C'est du grand cinéma avec un casting cinq étoiles et une mise en scène de De Palma maîtrisée et inspirée, je pense notamment à la scène de la poussette, extrêmement bien foutu et qui tient en haleine tout le long. C'est un film qui a su s'inspirer des plus grands classiques en touchant tant au western qu'aux films de gangster sans pour autant perdre de sa personnalité. De Niro, si il n'est pas très présent en Al Capone, ne fait qu'améliorer le film grâce à son jeu d'acteur.
La dramatisation du combat des Incorruptibles contre Al Capone, à Chicago à l'époque de la prohibition, est une superbe œuvre cinématographique à tous les niveaux.
Une lutte qui rend hommage aux spoiler: sacrifices exigés de ceux qui chérissent la liberté et la responsabilité pour purger une société gangrenée par la corruption, le crime et la violence .
La perfection du scénario, écrit par David Mamet d'après le roman autobiographique « Les Incorruptibles » d'Eliot Ness avec Oscar Fraley (1957), est soulignée par spoiler: les prises de vue de Brian de Palma, toutes plus brillantes les unes que les autres , ainsi que par un casting de premier ordre qui incarne avec passion leurs personnages respectifs : Kevin Costner dans le rôle d'Eliot Ness, Robert De Niro dans le rôle d'Al Capone, Sean Connery dans le rôle de Jimmy Malone, Andy García dans le rôle de George Stone, Charles Martin Smith dans le rôle d'Oscar Wallace, Patricia Clarkson dans le rôle de Catherine Ness, Billy Drago dans le rôle de Frank Nitti, Richard Bradford dans le rôle du chef Mike Dorsett, Jack Kehoe dans le rôle de Walter Payne, Brad Sullivan dans le rôle de George Del Close dans le rôle de John O'Shea, Vito D'Ambrosio dans le rôle du « conducteur de nœud papillon », Robert Swan dans le rôle du capitaine de la police montée, Don Harvey dans le rôle de l'officier Preseuski, et Clifton James dans le rôle du procureur.

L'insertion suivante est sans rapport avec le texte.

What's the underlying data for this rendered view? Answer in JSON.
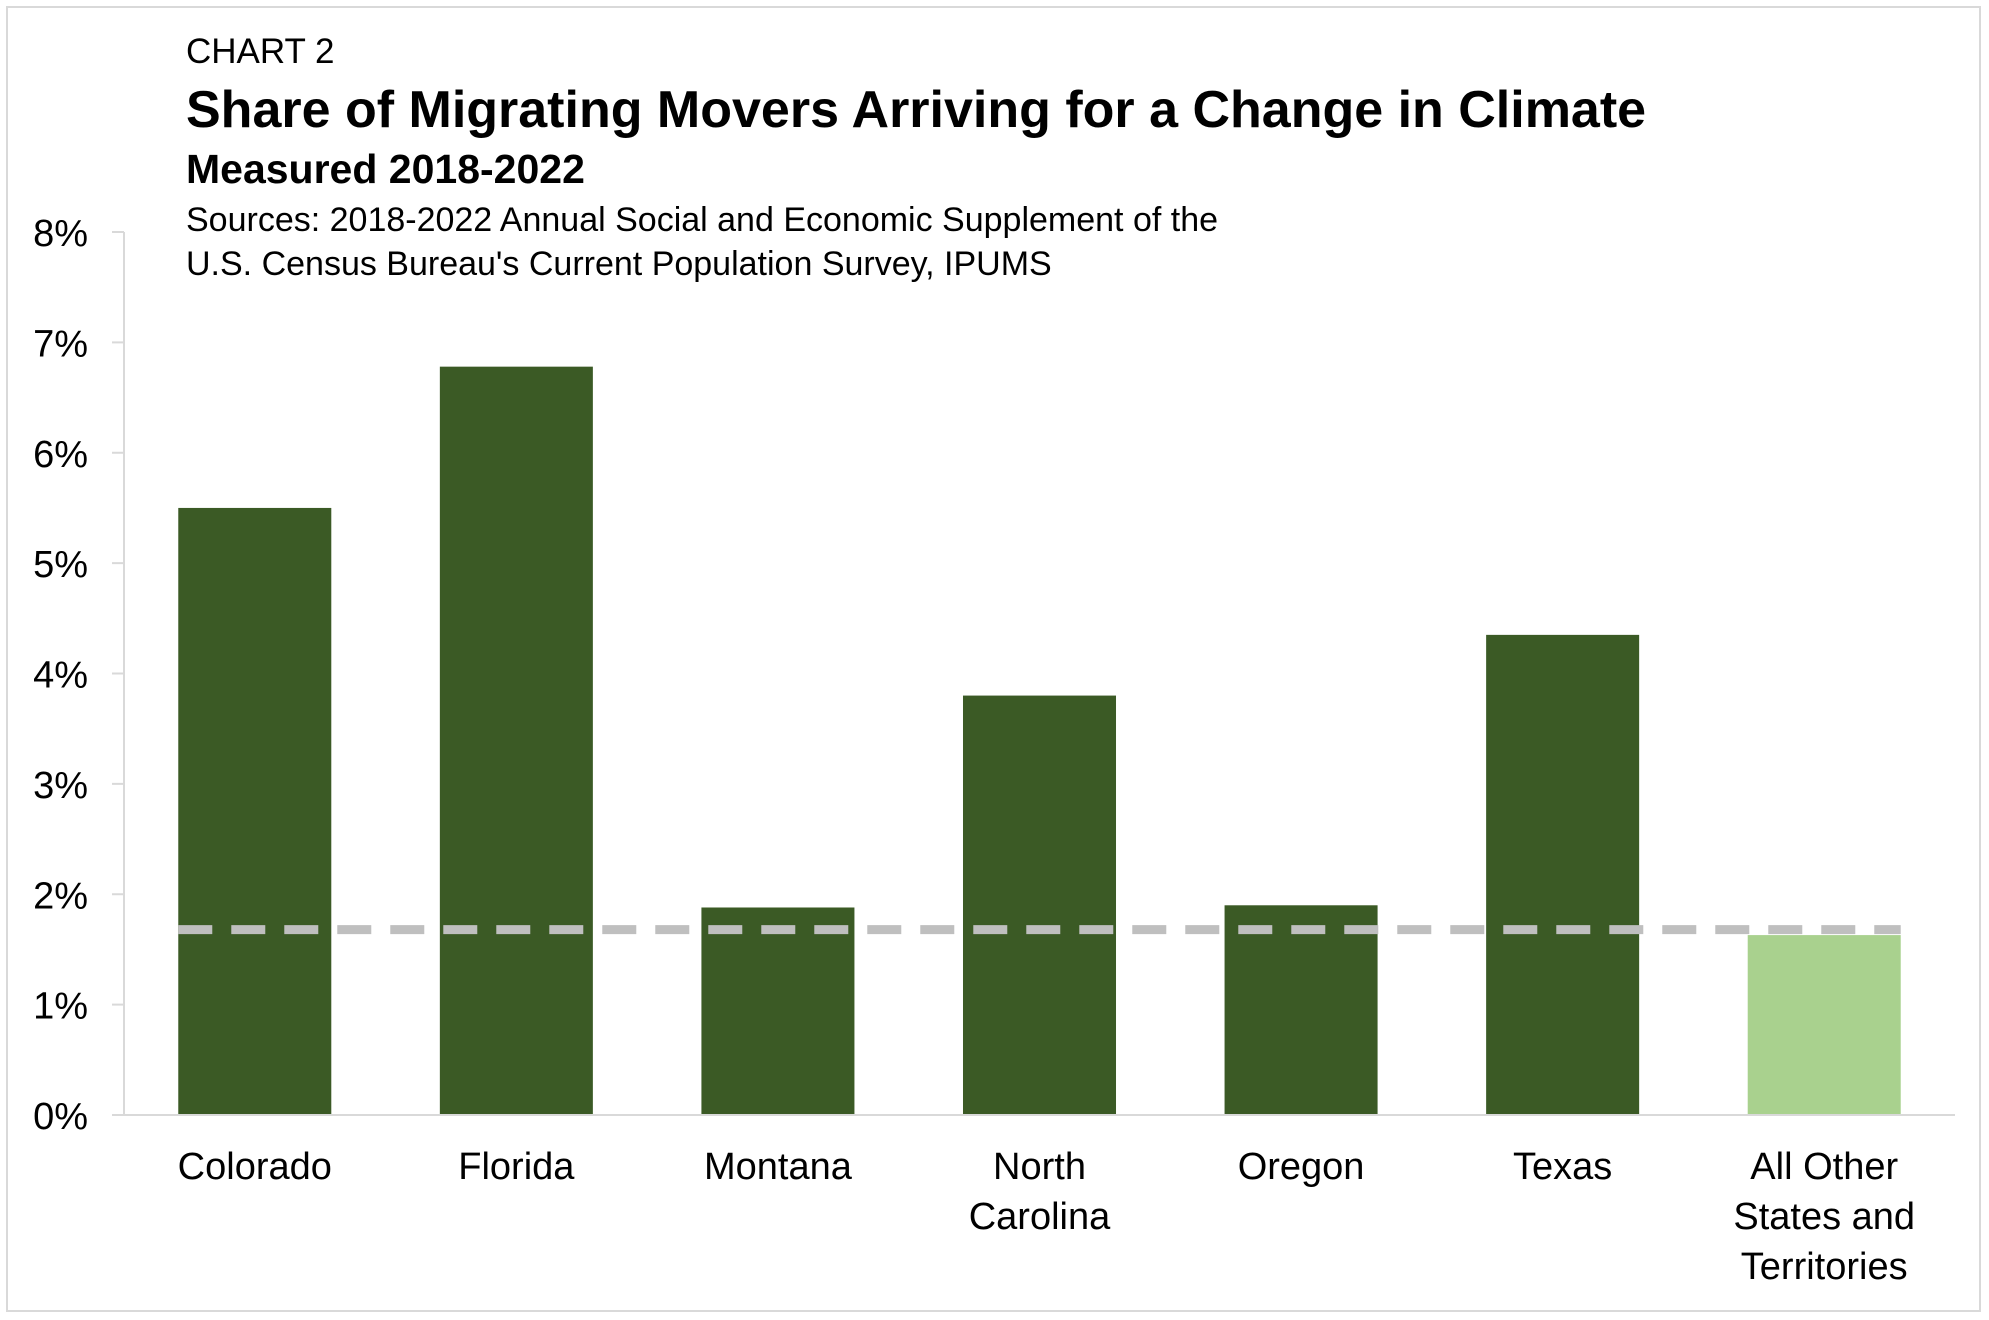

« Les Incorruptibles » a été nominé pour les Oscars du Meilleur Acteur dans un Second Rôle pour Sean Connery, de la Meilleure Direction Artistique et Décorations, des Meilleurs Costumes et de la Meilleure Musique Originale pour Ennio Morricone. Sean Connery a remporté la récompense du Meilleur Acteur dans un Second Rôle.
Aux Golden Globes, le chef-d’œuvre de De Palma a été nominé pour la Meilleure Musique Originale pour Ennio Morricone et pour le Meilleur Acteur dans un Second rôle pour Sean Connery. Sean Connery a également remporté la récompense du Meilleur Acteur dans un Second Rôle.
Plusieurs autres prix, décernés par diverses institutions du monde du cinéma, complètent la liste prestigieuse et bien méritée du palmarès des « Incorruptibles ».
Un des meilleurs DePalma... Qui est pourtant un de ses films les moins personnels. Pas de plans-séquances ni de plan "spécial virtuosité" dont il est habituelement friand. Ici la mise en scène de Brian DePalma est très efficace mais académique, comme si il s'était bridé. Le film est linéaire, classique mais directe et sans fioriture. Le casting 4 étoiles, presquetous à l'apogée de leur art. Un très grand film, chef d'oeuvre du genre.
Que dire ? Il est court et est du genre à se laisser regarder d'innombrables fois. Très bien réalisé, avec des séquences impressionnantes et des compositions d'acteurs très bonnes.
Des scènes grandioses, un casting de ouf-malade, et De Niro qui se surpasse. Que dire de plus ? Ah oui, il y a deux ou trois scènes franchement niaises, et une vision un peut trop héroïque et manichéenne des quatre policiers. Mais on s'en fout car le reste est juste splendide ! Le meilleur film de De Palma !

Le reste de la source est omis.